アラスカ ランク選択投票をめぐる攻防が、ついに大統領選レベルの話題に浮上した。トランプ前大統領がTruth Socialに短い一文を投下し、アラスカ州の選挙制度廃止運動に火を注いだのが今回の発端だ。

トランプが動いた背景——2020年の制度導入から始まった亀裂

アラスカ州がランク選択投票を導入したのは2020年のこと。有権者が候補者に1位・2位・3位と順位をつけて投票し、過半数に達する候補が出るまで最下位を繰り上げていく仕組みらしい。導入当初から「少数派の声が反映されやすい」として評価する声がある一方、「集計が複雑すぎて透明性が低い」と批判する勢力も根強かった。

トランプ陣営にとってこの制度は以前から目の上のたんこぶだった。2022年のアラスカ連邦下院補欠選挙では、共和党のサラ・ペイリン候補が第1回集計でトップだったにもかかわらず、繰り上げ集計の末に民主党のメアリー・ペルトラ候補に逆転敗北。この「逆転」こそがトランプ陣営の不満を決定的にした。

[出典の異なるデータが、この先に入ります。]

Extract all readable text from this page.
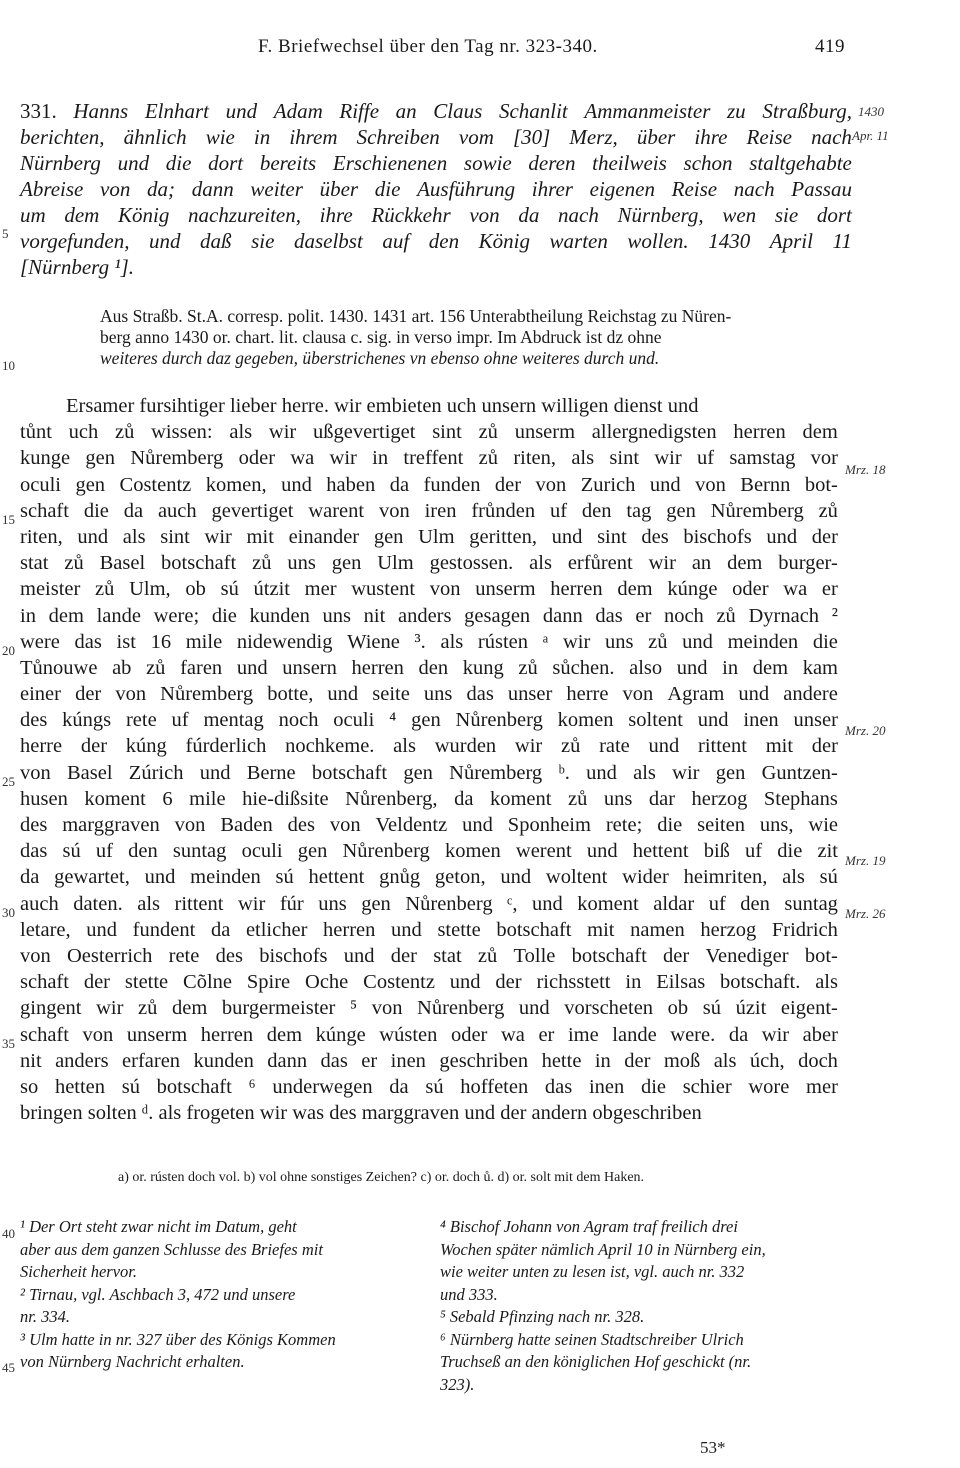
F. Briefwechsel über den Tag nr. 323-340.	419
331. Hanns Elnhart und Adam Riffe an Claus Schanlit Ammanmeister zu Straßburg,
berichten, ähnlich wie in ihrem Schreiben vom [30] Merz, über ihre Reise nach
Nürnberg und die dort bereits Erschienenen sowie deren theilweis schon staltgehabte
Abreise von da; dann weiter über die Ausführung ihrer eigenen Reise nach Passau
um dem König nachzureiten, ihre Rückkehr von da nach Nürnberg, wen sie dort
vorgefunden, und daß sie daselbst auf den König warten wollen. 1430 April 11
[Nürnberg ¹].
1430
Apr. 11
Aus Straßb. St.A. corresp. polit. 1430. 1431 art. 156 Unterabtheilung Reichstag zu Nüren-
berg anno 1430 or. chart. lit. clausa c. sig. in verso impr. Im Abdruck ist dz ohne
weiteres durch daz gegeben, überstrichenes vn ebenso ohne weiteres durch und.
Ersamer fursihtiger lieber herre. wir embieten uch unsern willigen dienst und
tůnt uch zů wissen: als wir ußgevertiget sint zů unserm allergnedigsten herren dem
kunge gen Nůremberg oder wa wir in treffent zů riten, als sint wir uf samstag vor
oculi gen Costentz komen, und haben da funden der von Zurich und von Bernn bot-
schaft die da auch gevertiget warent von iren frůnden uf den tag gen Nůremberg zů
riten, und als sint wir mit einander gen Ulm geritten, und sint des bischofs und der
stat zů Basel botschaft zů uns gen Ulm gestossen. als erfůrent wir an dem burger-
meister zů Ulm, ob sú útzit mer wustent von unserm herren dem kúnge oder wa er
in dem lande were; die kunden uns nit anders gesagen dann das er noch zů Dyrnach ²
were das ist 16 mile nidewendig Wiene ³. als rústen ᵃ wir uns zů und meinden die
Tůnouwe ab zů faren und unsern herren den kung zů sůchen. also und in dem kam
einer der von Nůremberg botte, und seite uns das unser herre von Agram und andere
des kúngs rete uf mentag noch oculi ⁴ gen Nůrenberg komen soltent und inen unser
herre der kúng fúrderlich nochkeme. als wurden wir zů rate und rittent mit der
von Basel Zúrich und Berne botschaft gen Nůremberg ᵇ. und als wir gen Guntzen-
husen koment 6 mile hie-dißsite Nůrenberg, da koment zů uns dar herzog Stephans
des marggraven von Baden des von Veldentz und Sponheim rete; die seiten uns, wie
das sú uf den suntag oculi gen Nůrenberg komen werent und hettent biß uf die zit
da gewartet, und meinden sú hettent gnůg geton, und woltent wider heimriten, als sú
auch daten. als rittent wir fúr uns gen Nůrenberg ᶜ, und koment aldar uf den suntag
letare, und fundent da etlicher herren und stette botschaft mit namen herzog Fridrich
von Oesterrich rete des bischofs und der stat zů Tolle botschaft der Venediger bot-
schaft der stette Cõlne Spire Oche Costentz und der richsstett in Eilsas botschaft. als
gingent wir zů dem burgermeister ⁵ von Nůrenberg und vorscheten ob sú úzit eigent-
schaft von unserm herren dem kúnge wústen oder wa er ime lande were. da wir aber
nit anders erfaren kunden dann das er inen geschriben hette in der moß als úch, doch
so hetten sú botschaft ⁶ underwegen da sú hoffeten das inen die schier wore mer
bringen solten ᵈ. als frogeten wir was des marggraven und der andern obgeschriben
Mrz. 18
Mrz. 20
Mrz. 19
Mrz. 26
5
10
15
20
25
30
35
40
45
a) or. rústen doch vol. b) vol ohne sonstiges Zeichen? c) or. doch ů. d) or. solt mit dem Haken.
¹ Der Ort steht zwar nicht im Datum, geht
aber aus dem ganzen Schlusse des Briefes mit
Sicherheit hervor.
² Tirnau, vgl. Aschbach 3, 472 und unsere
nr. 334.
³ Ulm hatte in nr. 327 über des Königs Kommen
von Nürnberg Nachricht erhalten.
⁴ Bischof Johann von Agram traf freilich drei
Wochen später nämlich April 10 in Nürnberg ein,
wie weiter unten zu lesen ist, vgl. auch nr. 332
und 333.
⁵ Sebald Pfinzing nach nr. 328.
⁶ Nürnberg hatte seinen Stadtschreiber Ulrich
Truchseß an den königlichen Hof geschickt (nr.
323).
53*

「アラスカの素晴らしい人々は、自分たちの州に自由で公正かつ誠実な選挙を取り戻すことを切望している」

今回の投稿はこれだけ。短いが、言葉の重さは軽くない。「取り戻す」という動詞が示すのは、現状を「奪われた状態」と位置づけているってこと。支持層へのメッセージとして読めば、相当に計算された一文といえる。

廃止派 vs 存続派——住民投票でどちらが勝つか

アラスカでは現在、ランク選択投票の廃止を求める住民投票運動が進行中だ。Alaska Ranked Choice Voting abolitionを訴えるグループは署名集めを続けており、州議会でも廃止法案の動きがある。廃止派の主張は「制度が複雑すぎる」「現職有利の仕組みになっている」の二本柱で、トランプ陣営の「詐欺的」という批判と重なる。

一方、存続派は「二大政党の分極化を緩和できる」「穏健派候補が生き残りやすくなる」と反論している。実際、アラスカは共和党が強い州でありながら、ランク選択投票のおかげで無所属や中道候補が議席を得た事例もある。どちらが正しいかというより、「誰が得をするか」で立場が割れているのが実情だろう。

トランプ選挙制度改革への関与という観点で見ると、今回のアラスカはテストケースになる可能性がある。メイン州も同制度を連邦選挙に導入しており、アラスカで廃止が成功すれば、他州への波及も十分ありえる。

この先どうなる

アラスカ州の住民投票が実施されれば、その結果は全米の選挙制度論争に直結する。トランプが個人的に発信したことで、廃止運動への資金や全国的な注目が集まりやすくなった——その効果は無視できない。ただ、住民投票の日程や署名の充足状況はまだ流動的で、廃止が確定したわけではない。次の焦点はアラスカ州議会の動向と、廃止派が必要署名数を確保できるかどうか。その結果次第で、ランク選択投票は「一時の実験」として終わるか、それとも全米に広がる民主主義アップデートの礎になるか——分岐点は近いかもしれない。